撮影は、もちろん、ケンスケが担当。学校の中はおろか、2人のマンションでの様子も隠しカメラで撮影していた。

彼は今、直前まで撮影していたラストシーン、シンジが舞台に立つシーンを、上映に間に合うように、必死で編集している。映像は、コンピュータにデータ保存されているので、このようなギリギリの編集も可能なのだ。そして、コンピュータに接続されたプロジェクタによって、映画は上映される。

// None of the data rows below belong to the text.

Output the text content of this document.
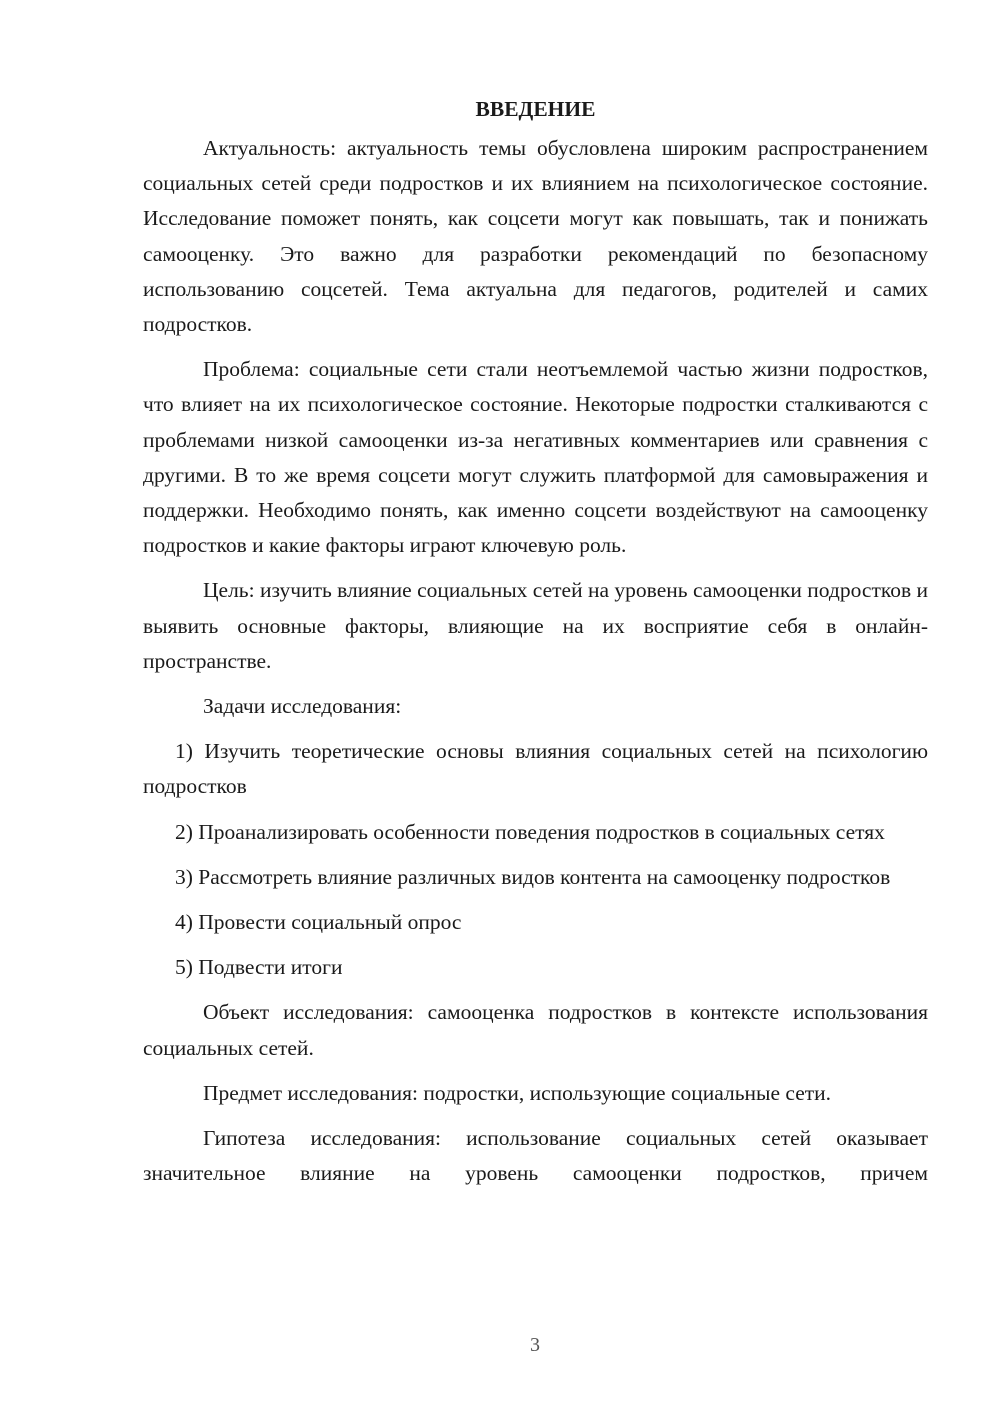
ВВЕДЕНИЕ

Актуальность: актуальность темы обусловлена широким распространением социальных сетей среди подростков и их влиянием на психологическое состояние. Исследование поможет понять, как соцсети могут как повышать, так и понижать самооценку. Это важно для разработки рекомендаций по безопасному использованию соцсетей. Тема актуальна для педагогов, родителей и самих подростков.

Проблема: социальные сети стали неотъемлемой частью жизни подростков, что влияет на их психологическое состояние. Некоторые подростки сталкиваются с проблемами низкой самооценки из-за негативных комментариев или сравнения с другими. В то же время соцсети могут служить платформой для самовыражения и поддержки. Необходимо понять, как именно соцсети воздействуют на самооценку подростков и какие факторы играют ключевую роль.

Цель: изучить влияние социальных сетей на уровень самооценки подростков и выявить основные факторы, влияющие на их восприятие себя в онлайн-пространстве.

Задачи исследования:

1) Изучить теоретические основы влияния социальных сетей на психологию подростков

2) Проанализировать особенности поведения подростков в социальных сетях

3) Рассмотреть влияние различных видов контента на самооценку подростков

4) Провести социальный опрос

5) Подвести итоги

Объект исследования: самооценка подростков в контексте использования социальных сетей.

Предмет исследования: подростки, использующие социальные сети.

Гипотеза исследования: использование социальных сетей оказывает значительное влияние на уровень самооценки подростков, причем

3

映画では、シンジを無慈悲に叱り飛ばすアスカの映像は、愛するシンジのために、泣く泣く憎まれ役を演じるアスカ、というイメージに作り変えられている。たとえば、書き割りの木(レイ)の影で、涙をこらえてシンジの練習を見守るアスカとか、夜鍋してシンジの衣装を繕うアスカとか、資金集めのために、マッチを売り歩くアスカなど、そんな、嘘っぱちなシーンを加えて・・・。なにを脅されてか、ケンスケは実に巧みに編集してくれた。

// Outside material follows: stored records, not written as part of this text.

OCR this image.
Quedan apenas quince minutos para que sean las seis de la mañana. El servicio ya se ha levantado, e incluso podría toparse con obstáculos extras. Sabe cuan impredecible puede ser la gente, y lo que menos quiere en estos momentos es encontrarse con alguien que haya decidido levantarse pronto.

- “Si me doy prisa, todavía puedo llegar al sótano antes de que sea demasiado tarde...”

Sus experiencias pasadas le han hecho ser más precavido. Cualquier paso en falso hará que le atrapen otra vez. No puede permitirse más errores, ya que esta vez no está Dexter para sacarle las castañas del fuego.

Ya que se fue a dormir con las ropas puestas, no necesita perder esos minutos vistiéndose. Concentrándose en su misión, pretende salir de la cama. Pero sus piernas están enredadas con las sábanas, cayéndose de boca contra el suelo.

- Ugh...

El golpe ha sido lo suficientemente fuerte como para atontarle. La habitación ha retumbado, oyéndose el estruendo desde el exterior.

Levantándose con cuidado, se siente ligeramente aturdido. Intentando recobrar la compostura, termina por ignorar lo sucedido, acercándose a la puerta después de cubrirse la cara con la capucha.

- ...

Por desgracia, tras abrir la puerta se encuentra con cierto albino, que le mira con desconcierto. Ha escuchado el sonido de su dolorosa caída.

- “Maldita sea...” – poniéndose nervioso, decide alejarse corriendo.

映画のための計画であったが、アスカには、もちろん、他に目的があった。

まず、マンションで、急きょ付け加えられたキスシーン。あれは、アスカの頭の中には、始めから存在していたシーンだった。しかし、最初から台本に書いてあれば、シンジが強硬に反対するのは目に見えていた。そこで、ある程度、シンジが劇の世界に馴染んだところを見計らって、あとから足そうと考えたのだ。

キスのリハーサル。2人の将来のためにアスカが画策したその1は、こうして、実行された。

そして、もう1つ。それは、ついさっきの事だ。

舞台に出る寸前。アスカはシンジに口紅を塗ってあげると申し出た。そして、シンジが目を閉じたあと、すかさず、アスカは口紅の先端にキスをした。

チュッ!

そして、その口紅で、アスカはシンジの唇を塗ったのだ。

間接キス。これが、その2。

その3は、のちに明らかになるが、これだけのために、ここまで面倒な計画を立てたのだ。もちろん、劇そのものがないのだから、口紅を塗る必要もさらさらない。

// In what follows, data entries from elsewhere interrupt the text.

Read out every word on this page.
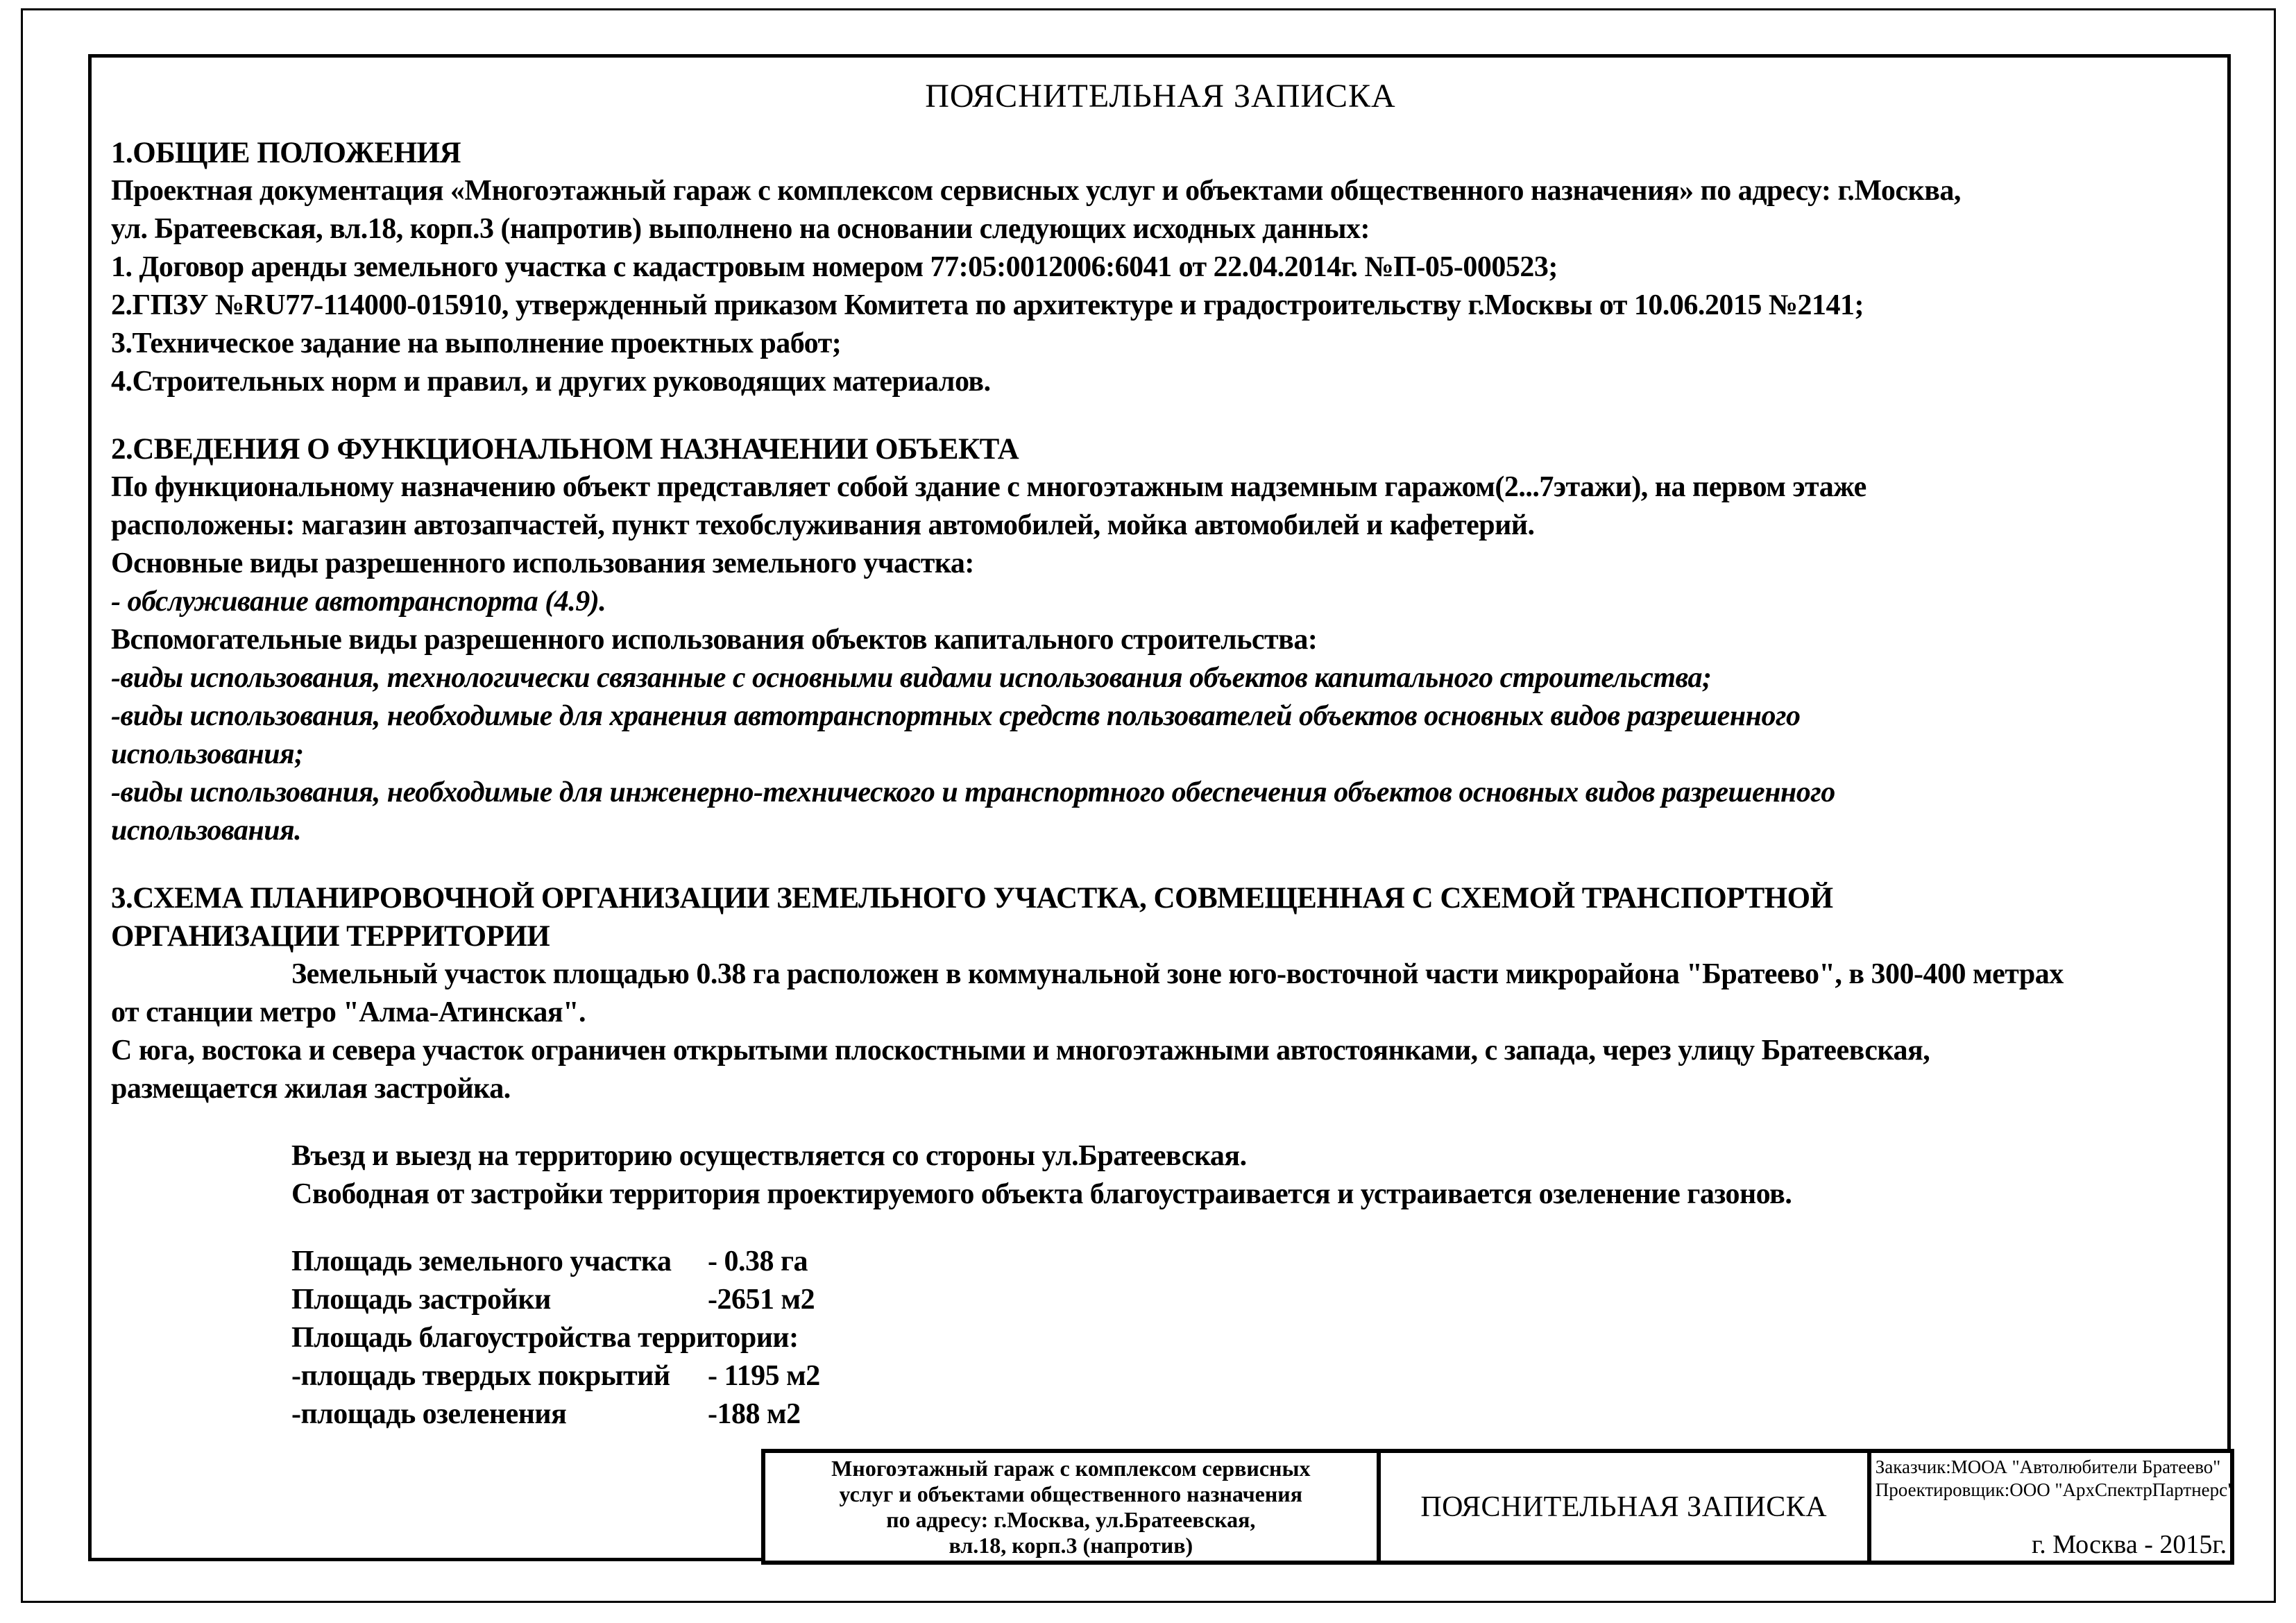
ПОЯСНИТЕЛЬНАЯ ЗАПИСКА
1.ОБЩИЕ ПОЛОЖЕНИЯ
Проектная документация «Многоэтажный гараж с комплексом сервисных услуг и объектами общественного назначения» по адресу: г.Москва,
ул. Братеевская, вл.18, корп.3 (напротив) выполнено на основании следующих исходных данных:
1. Договор аренды земельного участка с кадастровым номером 77:05:0012006:6041 от 22.04.2014г. №П-05-000523;
2.ГПЗУ №RU77-114000-015910, утвержденный приказом Комитета по архитектуре и градостроительству г.Москвы от 10.06.2015 №2141;
3.Техническое задание на выполнение проектных работ;
4.Строительных норм и правил, и других руководящих материалов.
2.СВЕДЕНИЯ О ФУНКЦИОНАЛЬНОМ НАЗНАЧЕНИИ ОБЪЕКТА
По функциональному назначению объект представляет собой здание с многоэтажным надземным гаражом(2...7этажи), на первом этаже
расположены: магазин автозапчастей, пункт техобслуживания автомобилей, мойка автомобилей и кафетерий.
Основные виды разрешенного использования земельного участка:
- обслуживание автотранспорта (4.9).
Вспомогательные виды разрешенного использования объектов капитального строительства:
-виды использования, технологически связанные с основными видами использования объектов капитального строительства;
-виды использования, необходимые для хранения автотранспортных средств пользователей объектов основных видов разрешенного
использования;
-виды использования, необходимые для инженерно-технического и транспортного обеспечения объектов основных видов разрешенного
использования.
3.СХЕМА ПЛАНИРОВОЧНОЙ ОРГАНИЗАЦИИ ЗЕМЕЛЬНОГО УЧАСТКА, СОВМЕЩЕННАЯ С СХЕМОЙ ТРАНСПОРТНОЙ
ОРГАНИЗАЦИИ ТЕРРИТОРИИ
Земельный участок площадью 0.38 га расположен в коммунальной зоне юго-восточной части микрорайона "Братеево", в 300-400 метрах
от станции метро "Алма-Атинская".
С юга, востока и севера участок ограничен открытыми плоскостными и многоэтажными автостоянками, с запада, через улицу Братеевская,
размещается жилая застройка.
Въезд и выезд на территорию осуществляется со стороны ул.Братеевская.
Свободная от застройки территория проектируемого объекта благоустраивается и устраивается озеленение газонов.
Площадь земельного участка - 0.38 га
Площадь застройки	-2651 м2
Площадь благоустройства территории:
-площадь твердых покрытий - 1195 м2
-площадь озеленения	-188 м2
Многоэтажный гараж с комплексом сервисных
услуг и объектами общественного назначения
по адресу: г.Москва, ул.Братеевская,
вл.18, корп.3 (напротив)
ПОЯСНИТЕЛЬНАЯ ЗАПИСКА
Заказчик:МООА "Автолюбители Братеево"
Проектировщик:ООО "АрхСпектрПартнерс"
г. Москва - 2015г.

(本当のキスはまだだけど、取りあえず手付けは払ったからね・・・、もう、あんたは私のもの・・・)

天才の考える事は、よくわからない。

 

「なんで、僕が・・・、こんな目に・・・」

シンジはまだ呆然としていた。そりゃ、そうだ。

「シンジ! いつまで呆けてるのよ! ミサトの前で演技しなくて済んだんだから、よかったじゃないの!」

「なんで、僕が・・・」

「もう、映画、始まってるんだから、早くしなさい!」

「なんで、僕が・・・」

「その衣装のままで、引っ張ってくわよ!」

「なんで、僕が・・・」

 

この先、シンジは、何度もこの言葉を繰り返す事になる。それも、一生、アスカの前で。

「なんで、僕が・・・」

 

ちなみに、映画は大盛況だった。映画そのものの出来はもちろんだったが、特に観客を驚かせたのは、ラスト前の、アスカとシンジの間接キスのシーンだった。最前列のど真ん中で見ていた女性なんかは、そりゃ、もう、大喜びだった。

そして、アスカの計画は完了する。学校中にシンジが誰のものなのかをアピールする事が出来たのだ。